There are various methods of hooking in ELK with our Kubernetes. One method, for example, uses deploys fluentd as a DaemonSet. In the example below, however, we will simply create an Elasticsearch sink for Heapster.

First, in the elk folder in our repository, run the files with:

> kubect create -f .

Elasticsearch and Kibana will be automatically configured.

Next, we need to add it as a Heapster sink. To do this, simply edit the heapster file as follows:

> kubectl edit deployment/heapster --namespace=kube-system

      - command:
        - /heapster
        - --source=kubernetes:https://kubernetes.default
        - --sink=influxdb:http://monitoring-influxdb.kube-system.svc:8086
        - --sink=elasticsearch:http://elasticsearch-logging:9200

Heapster will begin to send metrics to InfluxDB and Elasticsearch, and an Elasticsearch index with the heapster–YYYYMMDD format will be created.

To analyze the data in Kibana, first retrieve its external address:

> kubectl get service kibana-logging -n kube-system

Use the external IP with port 5601 to access the Kibana index configuration:

Define the index patterns in Kibana, and you should be able to see the metrics flowing.

Needless to say, the example above is an overly simple Elasticsearch instance that is not designed for scalability and high availability. And if you are monitoring a cluster, you should also consider not storing the data inside the same cluster as this will affect computed metrics, and you will not be able to investigate issues in case the cluster is down. For a fully scalable OpenSearch (new forked version of the ELK Stack) that doesn’t require any maintenance, try Logz.io, which delivers open source based log, metric, and trace analysis out-of-the-box.

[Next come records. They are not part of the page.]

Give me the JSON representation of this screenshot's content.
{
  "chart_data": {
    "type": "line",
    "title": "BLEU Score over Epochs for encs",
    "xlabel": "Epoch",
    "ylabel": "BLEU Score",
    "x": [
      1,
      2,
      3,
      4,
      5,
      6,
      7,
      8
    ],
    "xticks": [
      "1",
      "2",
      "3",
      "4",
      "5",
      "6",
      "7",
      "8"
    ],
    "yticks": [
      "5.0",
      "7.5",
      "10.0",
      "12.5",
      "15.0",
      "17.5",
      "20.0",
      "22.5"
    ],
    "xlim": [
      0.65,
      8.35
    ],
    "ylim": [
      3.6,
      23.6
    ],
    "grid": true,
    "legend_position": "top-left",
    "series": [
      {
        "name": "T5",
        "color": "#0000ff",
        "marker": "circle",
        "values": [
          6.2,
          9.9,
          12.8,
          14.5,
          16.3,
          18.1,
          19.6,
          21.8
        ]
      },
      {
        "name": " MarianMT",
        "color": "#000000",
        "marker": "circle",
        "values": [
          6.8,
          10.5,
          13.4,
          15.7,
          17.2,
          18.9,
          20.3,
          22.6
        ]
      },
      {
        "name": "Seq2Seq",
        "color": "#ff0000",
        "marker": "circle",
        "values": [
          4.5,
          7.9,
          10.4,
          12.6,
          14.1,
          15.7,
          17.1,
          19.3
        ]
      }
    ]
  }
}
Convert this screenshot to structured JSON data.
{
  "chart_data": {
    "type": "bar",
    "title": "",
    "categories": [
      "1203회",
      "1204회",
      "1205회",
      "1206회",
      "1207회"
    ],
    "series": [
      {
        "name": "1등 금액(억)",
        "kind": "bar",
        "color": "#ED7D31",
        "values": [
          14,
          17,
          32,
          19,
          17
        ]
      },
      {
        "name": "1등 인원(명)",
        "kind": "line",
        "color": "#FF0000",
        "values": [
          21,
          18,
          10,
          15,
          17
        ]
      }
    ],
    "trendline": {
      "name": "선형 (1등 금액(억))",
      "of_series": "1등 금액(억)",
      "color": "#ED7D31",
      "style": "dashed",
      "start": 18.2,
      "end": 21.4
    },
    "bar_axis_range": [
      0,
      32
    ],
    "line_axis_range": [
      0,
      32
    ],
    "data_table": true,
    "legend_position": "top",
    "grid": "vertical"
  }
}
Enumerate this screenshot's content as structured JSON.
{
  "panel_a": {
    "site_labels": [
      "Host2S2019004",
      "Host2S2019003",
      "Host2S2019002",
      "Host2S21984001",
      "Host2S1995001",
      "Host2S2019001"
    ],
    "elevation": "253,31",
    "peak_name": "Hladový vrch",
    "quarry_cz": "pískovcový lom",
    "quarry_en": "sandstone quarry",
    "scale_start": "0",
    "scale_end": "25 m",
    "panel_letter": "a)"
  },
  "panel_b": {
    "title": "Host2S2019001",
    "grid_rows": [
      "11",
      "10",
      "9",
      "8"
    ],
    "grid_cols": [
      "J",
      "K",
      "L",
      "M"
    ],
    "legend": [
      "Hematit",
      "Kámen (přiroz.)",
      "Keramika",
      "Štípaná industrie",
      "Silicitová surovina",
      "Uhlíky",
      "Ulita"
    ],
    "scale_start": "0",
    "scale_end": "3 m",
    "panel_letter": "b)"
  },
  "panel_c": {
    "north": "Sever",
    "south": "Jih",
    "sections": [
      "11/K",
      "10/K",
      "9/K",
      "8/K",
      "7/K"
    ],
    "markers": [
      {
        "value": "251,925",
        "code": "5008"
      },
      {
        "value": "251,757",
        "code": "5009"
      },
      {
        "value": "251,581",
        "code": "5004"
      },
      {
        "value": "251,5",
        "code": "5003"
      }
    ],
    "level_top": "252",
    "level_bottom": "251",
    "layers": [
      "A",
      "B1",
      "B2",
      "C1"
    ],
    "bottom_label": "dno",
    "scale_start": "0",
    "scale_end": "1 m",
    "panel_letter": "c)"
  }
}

Metricbeat is another ELK monitoring solution that is worth mentioning and will be reviewed in a future post. This solution involves installing Metricbeat on each monitored server to send metrics to Elasticsearch. A Kubernetes module for Metricbeat is still in the beta phase, but you can already use this shipper to monitor your cluster, nodes, and pods.

Logz.io

As mentioned earlier, Logz.io unifies and enhances the most popular open source tools to monitor Kubernetes – including Prometheus, OpenSearch, and OpenTelemetry – on a single platform.

In addition to having a single-pane-of-glass for observability, Logz.io builds additional capabilities on top of the open source like AI to troubleshoot faster, alerting, data optimization to reduce costs, and RBAC. Learn about the way Logz.io unifies and enhances the leading open source observability technologies here.

The result is full observability at a fraction of the cost of traditional solutions. The screenshot below shows Logz.io’s out-of-the-box Kubernetes data visualization and correlation using K8s 360. See a short demonstration to see how to begin collecting and visualizing Kubernetes monitoring data quickly with Logz.io.

Dynatrace

Dynatrace is another APM solution that provides an agent that will run as a DaemonSet in your cluster. The steps to have a Dynatrace agent deployed are less straightforward since you have to collect data from more than one page until you have a proper deployment file.

Once you have the file deployed using

Kubect create -f deployment-file.yml

you’ll have metrics flowing to Dynatrace in a few minutes.

Dynatrace does not distinguish between a simple Linux host and Kubernetes nodes, so you can’t expect some useful Kubernetes metrics exposed by default like with Datadog.

Here is an example of the Dynatrace dashboard:

Endnotes

Deadlines, inexperience, culture, technical background, and management are just some of the obstacles that can affect how successful teams are at implementing effective monitoring and observability.

But at the end of the day, the growing complexity of cloud-native environment is what makes monitoring and logging so difficult these days. As mentioned above, monitoring Kubernetes is one step, but to have a comprehensive view you will need to monitor the applications themselves as well. No one said it was going to be easy!